SWEEPING REGULATORY REVERSAL AT ENVIRONMENTAL AGENCY SPARKS HEALTH AND CLIMATE CONCERNS

by Emilie Lopes

A series of nearly 70 regulatory actions taken by the federal Environmental Protection Agency (EPA) over the past year is drawing sharp criticism from public health and environmental experts, who warn the moves threaten air and water quality, increase exposure to hazardous chemicals, and will significantly worsen global warming.

The pace and scope of the changes represent a fundamental shift in the agency’s direction, according to analysts. “This is a comprehensive assault on the safeguards that protect our communities and our environment,” stated a former senior official within the agency’s environmental justice office. “The intent appears to be to hollow out the agency’s capacity to function.”

An independent tally, based on data from a major environmental organization, confirms the agency has initiated, on average, more than one action per week to roll back or weaken existing rules. These actions span a wide spectrum, from granting exemptions to major polluters and closing key research offices to initiating the repeal of the foundational legal determination that empowers the government to regulate climate-warming emissions.

Agency leadership has defended its agenda, framing it as a necessary correction to what it calls “economy-crushing” overregulation and a return to a stricter interpretation of its legal duties. “We are committed to protecting human health and the environment while freeing American industry from burdensome, ineffective mandates,” an agency spokesperson said.

Critics strongly dispute this characterization. “The agency has effectively abandoned its core mission,” said a former policy advisor. “It is now operating in a manner that prioritizes polluter interests over public health.”

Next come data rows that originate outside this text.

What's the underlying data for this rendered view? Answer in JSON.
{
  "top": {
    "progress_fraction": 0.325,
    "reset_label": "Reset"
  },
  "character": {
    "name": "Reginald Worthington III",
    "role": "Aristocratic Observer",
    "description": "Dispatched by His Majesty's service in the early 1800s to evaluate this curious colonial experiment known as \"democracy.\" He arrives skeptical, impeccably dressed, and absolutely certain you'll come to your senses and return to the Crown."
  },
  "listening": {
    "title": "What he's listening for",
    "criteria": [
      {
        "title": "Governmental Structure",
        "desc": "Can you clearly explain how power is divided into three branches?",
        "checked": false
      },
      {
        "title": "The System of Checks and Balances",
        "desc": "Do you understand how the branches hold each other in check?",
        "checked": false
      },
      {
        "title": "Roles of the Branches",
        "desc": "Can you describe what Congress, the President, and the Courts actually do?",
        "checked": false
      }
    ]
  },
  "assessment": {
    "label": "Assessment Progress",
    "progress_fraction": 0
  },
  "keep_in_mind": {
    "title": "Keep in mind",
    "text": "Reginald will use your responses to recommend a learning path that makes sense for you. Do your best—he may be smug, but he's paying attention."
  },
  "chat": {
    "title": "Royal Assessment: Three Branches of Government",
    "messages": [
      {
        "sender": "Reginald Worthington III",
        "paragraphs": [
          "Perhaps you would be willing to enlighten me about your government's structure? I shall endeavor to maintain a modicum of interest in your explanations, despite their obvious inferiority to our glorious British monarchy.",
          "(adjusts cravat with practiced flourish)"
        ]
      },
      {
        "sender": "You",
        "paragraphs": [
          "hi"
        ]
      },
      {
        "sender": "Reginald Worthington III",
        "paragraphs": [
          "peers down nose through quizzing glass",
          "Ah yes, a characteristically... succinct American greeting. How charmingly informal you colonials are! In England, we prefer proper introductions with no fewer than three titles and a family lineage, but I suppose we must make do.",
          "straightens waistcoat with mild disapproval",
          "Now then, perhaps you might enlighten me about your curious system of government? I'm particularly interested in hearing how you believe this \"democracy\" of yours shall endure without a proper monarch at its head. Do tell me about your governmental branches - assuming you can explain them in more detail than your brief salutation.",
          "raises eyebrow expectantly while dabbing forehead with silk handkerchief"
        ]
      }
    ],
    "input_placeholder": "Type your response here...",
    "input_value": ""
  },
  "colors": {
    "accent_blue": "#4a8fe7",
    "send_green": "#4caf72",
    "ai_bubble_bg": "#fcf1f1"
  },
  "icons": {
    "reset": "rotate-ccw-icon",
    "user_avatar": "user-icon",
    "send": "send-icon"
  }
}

The potential impacts are widespread, focusing on four key areas:

Air Quality: Recent agency decisions are projected to lead to increased air pollution. Officials have streamlined the process for industrial facilities to obtain exemptions from Clean Air Act standards. Analyses indicate exemptions have been offered to a significant portion of the nation’s coal plants and other major industrial polluters. In a controversial procedural shift, the agency has also ceased accounting for the economic value of lives saved when regulating deadly particulate matter and ozone, focusing solely on compliance costs for industry. “This isn’t a typical regulatory swing; it’s dismantling the mechanism itself,” noted one expert.

Water Safety: Protections for the nation’s waterways are also being scaled back. The agency has moved to narrow the definition of which waters fall under federal protection, a change that would ease restrictions on pollution runoff from agriculture and industry. It is also revisiting wastewater standards for power plants meant to limit discharges of arsenic, mercury, and lead. Furthermore, the agency is reconsidering federal limits on a class of pervasive “forever chemicals,” known as PFAS, which are linked to serious health issues. This includes proposing the repeal of several national drinking water standards for these contaminants.

Toxic Chemicals: The agency is working to loosen regulations on several hazardous substances. It plans to cancel millions in grants for research on toxic threats to children and is revising the methodology for evaluating chemical risks in a way critics say will underestimate dangers. The agency has also moved to reverse long-standing positions on the safety of chemicals like formaldehyde and has delayed a ban on most uses of methylene chloride, a toxic solvent. “They are systematically undermining the scientific foundation of chemical safety,” asserted a former member of the agency’s scientific advisory board.

Climate Crisis: Perhaps the most far-reaching action is the proposal to repeal the 2009 “endangerment finding,” the legal cornerstone for all federal climate regulations. Its revocation would nullify existing rules on greenhouse gases. Concurrently, the agency is moving to repeal or gut emissions standards for vehicles and power plants, the nation’s two largest sources of climate pollution. It has also announced delays in enforcing regulations on methane, a potent greenhouse gas. These efforts are compounded by the shuttering of internal offices dedicated to climate research and the removal of climate-related information from government websites.

“The cumulative effect of these deregulatory actions, staff reductions, and research cuts is a severe degradation of the agency’s ability to perform its duties,” explained a climate law analyst.

While the administration maintains its policies will yield a cleaner environment alongside economic growth, a broad coalition of health professionals, scientists, and legal experts warn the trajectory poses a direct and escalating risk to public health and the global climate system.